Water. I needed water. I was going to die without it.

            Fading in and out. Black, then the yellow glare of florescent lights, which blurred around the edges and grew dim again. Black and yellow. Then black and yellow again.

            And always the thirst.

            There were waterfalls in my head. Lakes. Rivers. Streams. My mouth was burning, and it tasted awful, like I’d been chewing burnt toast.

            Water. Water. Water. It was a chant my brain kept repeating.

            I knew there was water a few feet away. Just out of my reach. But my eyelids were too heavy to move, and my limbs were made of cement. Someone was sitting on my chest, crushing the life out of me. Someone was laughing.

            No, that was a dream. There was no one there. There was no one laughing.

            And Kalda wasn’t here a moment ago either.

            It was just me.

            I thought there was no one there, but when I finally came to I was clutching a cool plastic bag. I glanced down, blinking at my hands in confusion. It was the water packet that had been sitting in the corner of my cage when I’d been brought in. Had I moved in my sleep?

            Eagerly, I tried to tear the top open, but my hands were shaking too much. Sweat slipped down my back, plastered my hair to my neck. My entire body was shaking, and I still felt like I was burning from the inside out. Like the procedure, whatever it was, had lit my insides on fire.

            The foil packet wouldn’t rip easily, and my hands shook so violently that I kept dropping it. When I dropped it a third time I let out a scream of frustration. Here I was, a proud Frost Jotun, wrestling with a foil bag of water. Utterly defeated by man made packaging.

            Footsteps from outside my cage made me jerk upright, but the movement made me so dizzy I fell back down. The water bag lay forgotten in the center of the plastic floor as I tried to drag myself backwards in panic. They were coming for me again. They would operate on me again, maybe kill me this time.

            They had killed Kalda, now it was my turn.

            But there was only one figure approaching, and as he got nearer, his face became a little more clear. Cane strode forward, footsteps loud, movements aggressive. He was angry.

            I wanted to scramble backwards when he slammed the cage door open, but I was too tired to move. He could kill me if he wanted. He could bring me to them. Nothing could make me move, I was exhausted and burning all over.

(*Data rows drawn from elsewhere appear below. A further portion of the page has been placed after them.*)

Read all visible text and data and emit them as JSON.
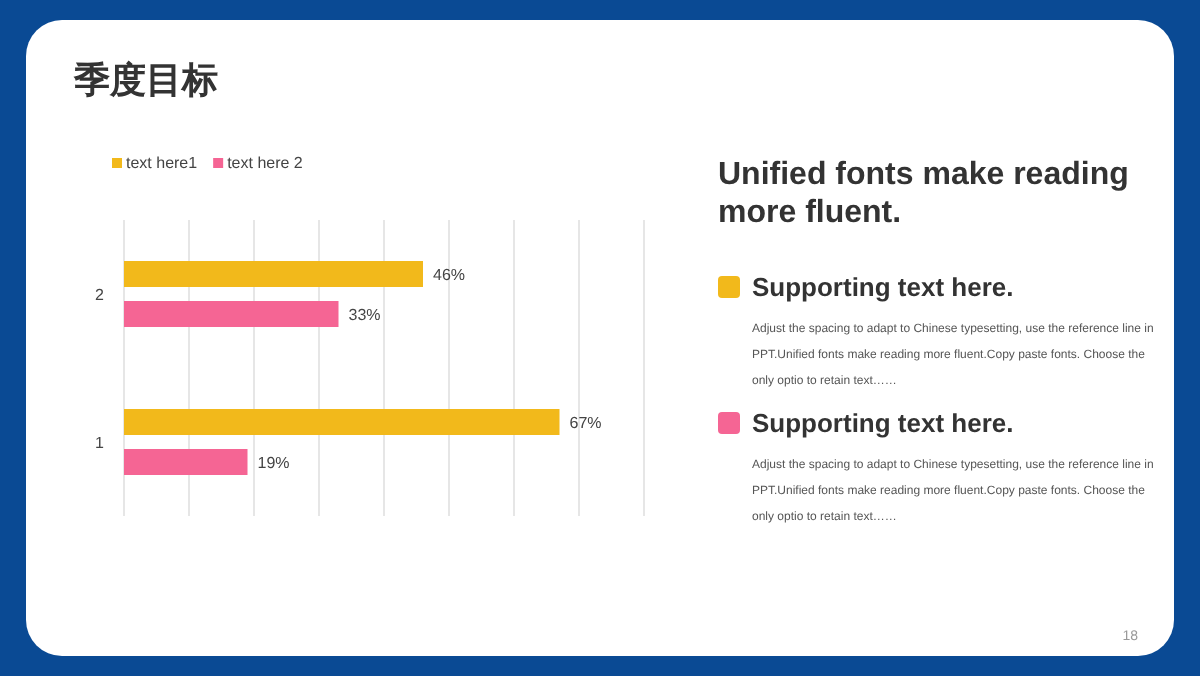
{
  "chart_data": {
    "type": "bar",
    "orientation": "horizontal",
    "title": "季度目标",
    "categories": [
      "2",
      "1"
    ],
    "series": [
      {
        "name": "text here1",
        "color": "#f2b91b",
        "values": [
          46,
          67
        ],
        "value_labels": [
          "46%",
          "67%"
        ]
      },
      {
        "name": "text here 2",
        "color": "#f56594",
        "values": [
          33,
          19
        ],
        "value_labels": [
          "33%",
          "19%"
        ]
      }
    ],
    "xlim": [
      0,
      80
    ],
    "xticks": [
      {
        "value": 0,
        "label": null
      },
      {
        "value": 10,
        "label": null
      },
      {
        "value": 20,
        "label": null
      },
      {
        "value": 30,
        "label": null
      },
      {
        "value": 40,
        "label": null
      },
      {
        "value": 50,
        "label": null
      },
      {
        "value": 60,
        "label": null
      },
      {
        "value": 70,
        "label": null
      },
      {
        "value": 80,
        "label": null
      }
    ],
    "grid": "x",
    "legend": "top left",
    "annotations": [
      "Unified fonts make reading more fluent.",
      "Supporting text here.",
      "Adjust the spacing to adapt to Chinese typesetting, use the reference line in PPT.Unified fonts make reading more fluent.Copy paste fonts. Choose the only optio to retain text……",
      "Supporting text here.",
      "Adjust the spacing to adapt to Chinese typesetting, use the reference line in PPT.Unified fonts make reading more fluent.Copy paste fonts. Choose the only optio to retain text……",
      "18"
    ]
  }
}
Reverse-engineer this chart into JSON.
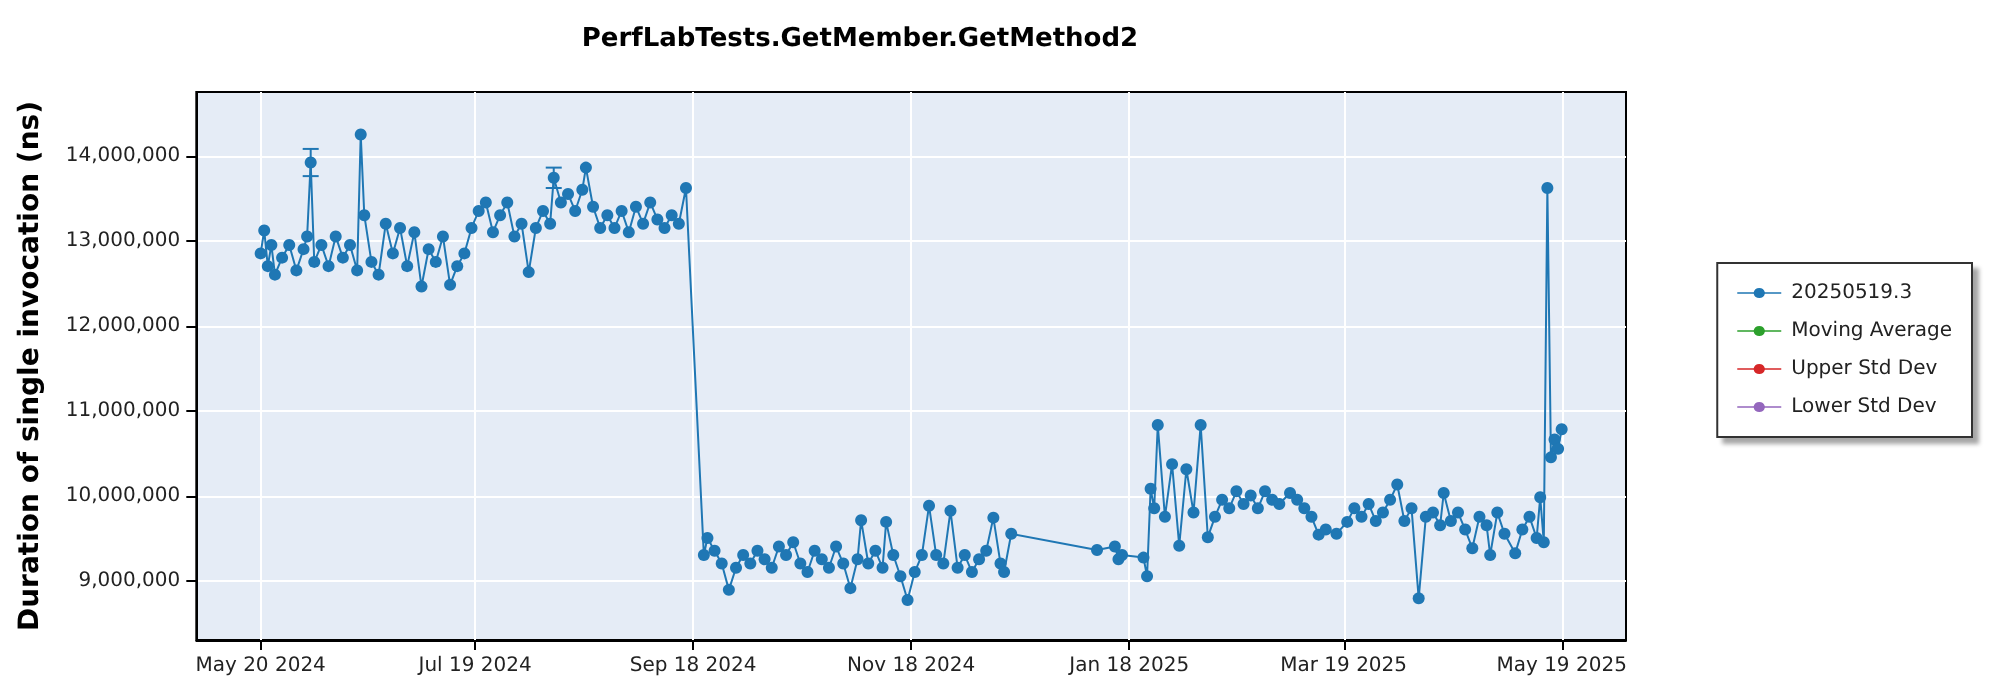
{
  "chart_data": {
    "type": "line",
    "title": "PerfLabTests.GetMember.GetMethod2",
    "ylabel": "Duration of single invocation (ns)",
    "xlim": [
      "2024-05-02",
      "2025-06-06"
    ],
    "xticks": [
      {
        "value": "2024-05-20",
        "label": "May 20 2024"
      },
      {
        "value": "2024-07-19",
        "label": "Jul 19 2024"
      },
      {
        "value": "2024-09-18",
        "label": "Sep 18 2024"
      },
      {
        "value": "2024-11-18",
        "label": "Nov 18 2024"
      },
      {
        "value": "2025-01-18",
        "label": "Jan 18 2025"
      },
      {
        "value": "2025-03-19",
        "label": "Mar 19 2025"
      },
      {
        "value": "2025-05-19",
        "label": "May 19 2025"
      }
    ],
    "ylim": [
      8300000,
      14750000
    ],
    "yticks": [
      {
        "value": 9000000,
        "label": "9,000,000"
      },
      {
        "value": 10000000,
        "label": "10,000,000"
      },
      {
        "value": 11000000,
        "label": "11,000,000"
      },
      {
        "value": 12000000,
        "label": "12,000,000"
      },
      {
        "value": 13000000,
        "label": "13,000,000"
      },
      {
        "value": 14000000,
        "label": "14,000,000"
      }
    ],
    "grid": true,
    "legend": "right",
    "marker": "circle",
    "line_style": "solid",
    "series": [
      {
        "name": "20250519.3",
        "color": "#1f77b4",
        "x": [
          "2024-05-20",
          "2024-05-21",
          "2024-05-22",
          "2024-05-23",
          "2024-05-24",
          "2024-05-26",
          "2024-05-28",
          "2024-05-30",
          "2024-06-01",
          "2024-06-02",
          "2024-06-03",
          "2024-06-04",
          "2024-06-06",
          "2024-06-08",
          "2024-06-10",
          "2024-06-12",
          "2024-06-14",
          "2024-06-16",
          "2024-06-17",
          "2024-06-18",
          "2024-06-20",
          "2024-06-22",
          "2024-06-24",
          "2024-06-26",
          "2024-06-28",
          "2024-06-30",
          "2024-07-02",
          "2024-07-04",
          "2024-07-06",
          "2024-07-08",
          "2024-07-10",
          "2024-07-12",
          "2024-07-14",
          "2024-07-16",
          "2024-07-18",
          "2024-07-20",
          "2024-07-22",
          "2024-07-24",
          "2024-07-26",
          "2024-07-28",
          "2024-07-30",
          "2024-08-01",
          "2024-08-03",
          "2024-08-05",
          "2024-08-07",
          "2024-08-09",
          "2024-08-10",
          "2024-08-12",
          "2024-08-14",
          "2024-08-16",
          "2024-08-18",
          "2024-08-19",
          "2024-08-21",
          "2024-08-23",
          "2024-08-25",
          "2024-08-27",
          "2024-08-29",
          "2024-08-31",
          "2024-09-02",
          "2024-09-04",
          "2024-09-06",
          "2024-09-08",
          "2024-09-10",
          "2024-09-12",
          "2024-09-14",
          "2024-09-16",
          "2024-09-21",
          "2024-09-22",
          "2024-09-24",
          "2024-09-26",
          "2024-09-28",
          "2024-09-30",
          "2024-10-02",
          "2024-10-04",
          "2024-10-06",
          "2024-10-08",
          "2024-10-10",
          "2024-10-12",
          "2024-10-14",
          "2024-10-16",
          "2024-10-18",
          "2024-10-20",
          "2024-10-22",
          "2024-10-24",
          "2024-10-26",
          "2024-10-28",
          "2024-10-30",
          "2024-11-01",
          "2024-11-03",
          "2024-11-04",
          "2024-11-06",
          "2024-11-08",
          "2024-11-10",
          "2024-11-11",
          "2024-11-13",
          "2024-11-15",
          "2024-11-17",
          "2024-11-19",
          "2024-11-21",
          "2024-11-23",
          "2024-11-25",
          "2024-11-27",
          "2024-11-29",
          "2024-12-01",
          "2024-12-03",
          "2024-12-05",
          "2024-12-07",
          "2024-12-09",
          "2024-12-11",
          "2024-12-13",
          "2024-12-14",
          "2024-12-16",
          "2025-01-09",
          "2025-01-14",
          "2025-01-15",
          "2025-01-16",
          "2025-01-22",
          "2025-01-23",
          "2025-01-24",
          "2025-01-25",
          "2025-01-26",
          "2025-01-28",
          "2025-01-30",
          "2025-02-01",
          "2025-02-03",
          "2025-02-05",
          "2025-02-07",
          "2025-02-09",
          "2025-02-11",
          "2025-02-13",
          "2025-02-15",
          "2025-02-17",
          "2025-02-19",
          "2025-02-21",
          "2025-02-23",
          "2025-02-25",
          "2025-02-27",
          "2025-03-01",
          "2025-03-04",
          "2025-03-06",
          "2025-03-08",
          "2025-03-10",
          "2025-03-12",
          "2025-03-14",
          "2025-03-17",
          "2025-03-20",
          "2025-03-22",
          "2025-03-24",
          "2025-03-26",
          "2025-03-28",
          "2025-03-30",
          "2025-04-01",
          "2025-04-03",
          "2025-04-05",
          "2025-04-07",
          "2025-04-09",
          "2025-04-11",
          "2025-04-13",
          "2025-04-15",
          "2025-04-16",
          "2025-04-18",
          "2025-04-20",
          "2025-04-22",
          "2025-04-24",
          "2025-04-26",
          "2025-04-28",
          "2025-04-29",
          "2025-05-01",
          "2025-05-03",
          "2025-05-06",
          "2025-05-08",
          "2025-05-10",
          "2025-05-12",
          "2025-05-13",
          "2025-05-14",
          "2025-05-15",
          "2025-05-16",
          "2025-05-17",
          "2025-05-18",
          "2025-05-19"
        ],
        "values": [
          12850000,
          13120000,
          12700000,
          12950000,
          12600000,
          12800000,
          12950000,
          12650000,
          12900000,
          13050000,
          13920000,
          12750000,
          12950000,
          12700000,
          13050000,
          12800000,
          12950000,
          12650000,
          14250000,
          13300000,
          12750000,
          12600000,
          13200000,
          12850000,
          13150000,
          12700000,
          13100000,
          12460000,
          12900000,
          12750000,
          13050000,
          12480000,
          12700000,
          12850000,
          13150000,
          13350000,
          13450000,
          13100000,
          13300000,
          13450000,
          13050000,
          13200000,
          12630000,
          13150000,
          13350000,
          13200000,
          13740000,
          13450000,
          13550000,
          13350000,
          13600000,
          13860000,
          13400000,
          13150000,
          13300000,
          13150000,
          13350000,
          13100000,
          13400000,
          13200000,
          13450000,
          13250000,
          13150000,
          13300000,
          13200000,
          13620000,
          9300000,
          9500000,
          9350000,
          9200000,
          8890000,
          9150000,
          9300000,
          9200000,
          9350000,
          9250000,
          9150000,
          9400000,
          9300000,
          9450000,
          9200000,
          9100000,
          9350000,
          9250000,
          9150000,
          9400000,
          9200000,
          8910000,
          9250000,
          9710000,
          9200000,
          9350000,
          9150000,
          9690000,
          9300000,
          9050000,
          8770000,
          9100000,
          9300000,
          9880000,
          9300000,
          9200000,
          9820000,
          9150000,
          9300000,
          9100000,
          9250000,
          9350000,
          9740000,
          9200000,
          9100000,
          9550000,
          9360000,
          9400000,
          9250000,
          9300000,
          9270000,
          9050000,
          10080000,
          9850000,
          10830000,
          9750000,
          10370000,
          9410000,
          10310000,
          9800000,
          10830000,
          9510000,
          9750000,
          9950000,
          9850000,
          10050000,
          9900000,
          10000000,
          9850000,
          10050000,
          9950000,
          9900000,
          10030000,
          9950000,
          9850000,
          9750000,
          9540000,
          9600000,
          9550000,
          9690000,
          9850000,
          9750000,
          9900000,
          9700000,
          9800000,
          9950000,
          10130000,
          9700000,
          9850000,
          8790000,
          9750000,
          9800000,
          9650000,
          10030000,
          9700000,
          9800000,
          9600000,
          9380000,
          9750000,
          9650000,
          9300000,
          9800000,
          9550000,
          9320000,
          9600000,
          9750000,
          9500000,
          9980000,
          9450000,
          13620000,
          10450000,
          10660000,
          10550000,
          10780000
        ],
        "errors": [
          null,
          null,
          null,
          null,
          null,
          null,
          null,
          null,
          null,
          null,
          160000,
          null,
          null,
          null,
          null,
          null,
          null,
          null,
          null,
          null,
          null,
          null,
          null,
          null,
          null,
          null,
          null,
          null,
          null,
          null,
          null,
          null,
          null,
          null,
          null,
          null,
          null,
          null,
          null,
          null,
          null,
          null,
          null,
          null,
          null,
          null,
          120000,
          null,
          null,
          null,
          null,
          null,
          null,
          null,
          null,
          null,
          null,
          null,
          null,
          null,
          null,
          null,
          null,
          null,
          null,
          null,
          null,
          null,
          null,
          null,
          null,
          null,
          null,
          null,
          null,
          null,
          null,
          null,
          null,
          null,
          null,
          null,
          null,
          null,
          null,
          null,
          null,
          null,
          null,
          null,
          null,
          null,
          null,
          null,
          null,
          null,
          null,
          null,
          null,
          null,
          null,
          null,
          null,
          null,
          null,
          null,
          null,
          null,
          null,
          null,
          null,
          null,
          null,
          null,
          null,
          null,
          null,
          null,
          null,
          null,
          null,
          null,
          null,
          null,
          null,
          null,
          null,
          null,
          null,
          null,
          null,
          null,
          null,
          null,
          null,
          null,
          null,
          null,
          null,
          null,
          null,
          null,
          null,
          null,
          null,
          null,
          null,
          null,
          null,
          null,
          null,
          null,
          null,
          null,
          null,
          null,
          null,
          null,
          null,
          null,
          null,
          null,
          null,
          null,
          null,
          null,
          null,
          null,
          null,
          null,
          null,
          null,
          null,
          null,
          null,
          null,
          null,
          null,
          null,
          null
        ]
      },
      {
        "name": "Moving Average",
        "color": "#2ca02c"
      },
      {
        "name": "Upper Std Dev",
        "color": "#d62728"
      },
      {
        "name": "Lower Std Dev",
        "color": "#9467bd"
      }
    ]
  }
}
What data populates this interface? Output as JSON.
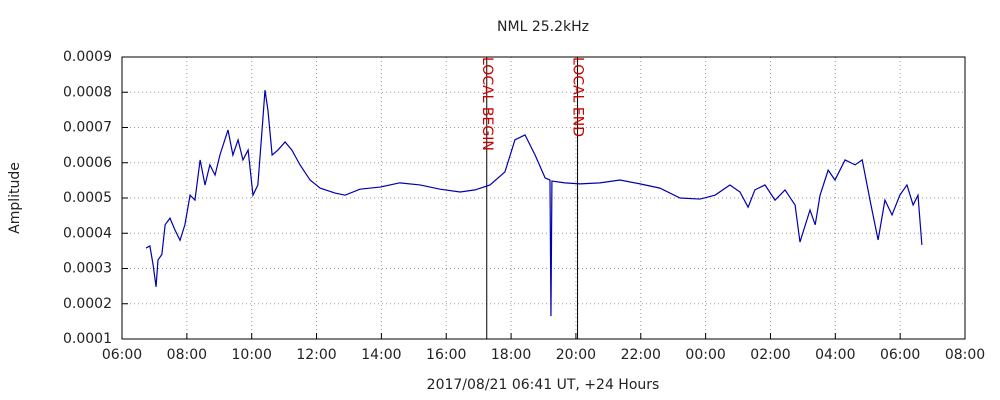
{
  "chart_data": {
    "type": "line",
    "title": "NML 25.2kHz",
    "x_label": "2017/08/21 06:41 UT, +24 Hours",
    "y_label": "Amplitude",
    "xlim": [
      6,
      32
    ],
    "ylim": [
      0.0001,
      0.0009
    ],
    "xticks": [
      {
        "value": 6,
        "label": "06:00"
      },
      {
        "value": 8,
        "label": "08:00"
      },
      {
        "value": 10,
        "label": "10:00"
      },
      {
        "value": 12,
        "label": "12:00"
      },
      {
        "value": 14,
        "label": "14:00"
      },
      {
        "value": 16,
        "label": "16:00"
      },
      {
        "value": 18,
        "label": "18:00"
      },
      {
        "value": 20,
        "label": "20:00"
      },
      {
        "value": 22,
        "label": "22:00"
      },
      {
        "value": 24,
        "label": "00:00"
      },
      {
        "value": 26,
        "label": "02:00"
      },
      {
        "value": 28,
        "label": "04:00"
      },
      {
        "value": 30,
        "label": "06:00"
      },
      {
        "value": 32,
        "label": "08:00"
      }
    ],
    "yticks": [
      0.0001,
      0.0002,
      0.0003,
      0.0004,
      0.0005,
      0.0006,
      0.0007,
      0.0008,
      0.0009
    ],
    "grid": true,
    "annotations": [
      {
        "text": "LOCAL BEGIN",
        "x": 17.25,
        "color": "#cc0000"
      },
      {
        "text": "LOCAL END",
        "x": 20.05,
        "color": "#cc0000"
      }
    ],
    "x": [
      6.74,
      6.86,
      6.96,
      7.05,
      7.11,
      7.23,
      7.33,
      7.48,
      7.63,
      7.79,
      7.94,
      8.1,
      8.25,
      8.41,
      8.56,
      8.71,
      8.87,
      9.02,
      9.27,
      9.42,
      9.58,
      9.73,
      9.89,
      10.04,
      10.19,
      10.32,
      10.41,
      10.5,
      10.63,
      10.81,
      11.03,
      11.24,
      11.49,
      11.8,
      12.11,
      12.57,
      12.88,
      13.34,
      13.96,
      14.57,
      15.19,
      15.81,
      16.43,
      16.89,
      17.35,
      17.81,
      18.12,
      18.43,
      18.74,
      19.05,
      19.2,
      19.23,
      19.26,
      19.66,
      20.13,
      20.74,
      21.36,
      21.98,
      22.59,
      23.21,
      23.83,
      24.29,
      24.75,
      25.06,
      25.31,
      25.52,
      25.83,
      26.14,
      26.45,
      26.76,
      26.91,
      27.22,
      27.38,
      27.53,
      27.78,
      27.99,
      28.3,
      28.61,
      28.83,
      29.07,
      29.32,
      29.53,
      29.75,
      29.99,
      30.21,
      30.4,
      30.55,
      30.67
    ],
    "series": [
      {
        "name": "Amplitude",
        "color": "#0000b0",
        "values": [
          0.000358,
          0.000364,
          0.00031,
          0.000248,
          0.000324,
          0.00034,
          0.000424,
          0.000443,
          0.00041,
          0.00038,
          0.000424,
          0.000508,
          0.000494,
          0.000608,
          0.000537,
          0.000594,
          0.000565,
          0.000622,
          0.000693,
          0.000622,
          0.000665,
          0.000608,
          0.000636,
          0.000508,
          0.000537,
          0.000693,
          0.000806,
          0.00075,
          0.000622,
          0.000636,
          0.000659,
          0.000636,
          0.000594,
          0.000551,
          0.000528,
          0.000514,
          0.000508,
          0.000525,
          0.000531,
          0.000543,
          0.000537,
          0.000525,
          0.000517,
          0.000523,
          0.000537,
          0.000574,
          0.000665,
          0.000679,
          0.000622,
          0.000557,
          0.000551,
          0.000165,
          0.000548,
          0.000543,
          0.00054,
          0.000543,
          0.000551,
          0.00054,
          0.000528,
          0.0005,
          0.000497,
          0.000508,
          0.000537,
          0.000517,
          0.000474,
          0.000523,
          0.000537,
          0.000494,
          0.000523,
          0.00048,
          0.000375,
          0.000466,
          0.000424,
          0.000508,
          0.000579,
          0.000551,
          0.000608,
          0.000594,
          0.000608,
          0.000494,
          0.000381,
          0.000494,
          0.000452,
          0.000508,
          0.000537,
          0.00048,
          0.000508,
          0.000367
        ]
      }
    ]
  }
}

            “Those idiots.” Cane leaned in and seized the bag of water, his black eyes fixed on my face. He tore it open furiously, as if he were taking out his rage on the bag. “They were supposed to watch you.”

            I only stared at him as he leaned farther in, offering me the water. In that second I wanted to tear it out of his hand and throw it in his face. I wanted to lunge forward and wrap my hands around his throat. I wanted to scream at him that Kalda was dead and it was his fault. Him and the horrible people he worked for.

            But my mouth tasted like death, and my body throbbed with pain and heat and all I wanted in the world right now was a drink of water.

            Reaching out, I took the bag with one shaking hand. I didn’t thank him.

            Cain shut the cage door and I shut my eyes, tipping the contents of the packet out into my mouth. The water wasn’t really water, it was gel….but it still quenched the fire in my throat. It still tasted amazing.

            After the contents were gone, I felt better. But totally drained, like I’d just run for miles. I slumped over onto the floor of the cage, ignoring Cain, who continued to stand there and look in on me. My eyes fluttered open and shut, the light faded in and out and I began to picture Kalda’s face again. Hear her laugh in my head. Picture her smile.

            Cain was pressing one hand against the plastic, I saw, in one of my brief glimpses before I began to fall into darkness. I thought I heard him whisper before I slept.

            “You have to pull through this, Vee.”

            I had one last thought and then I was gone. Go to hell, Cain.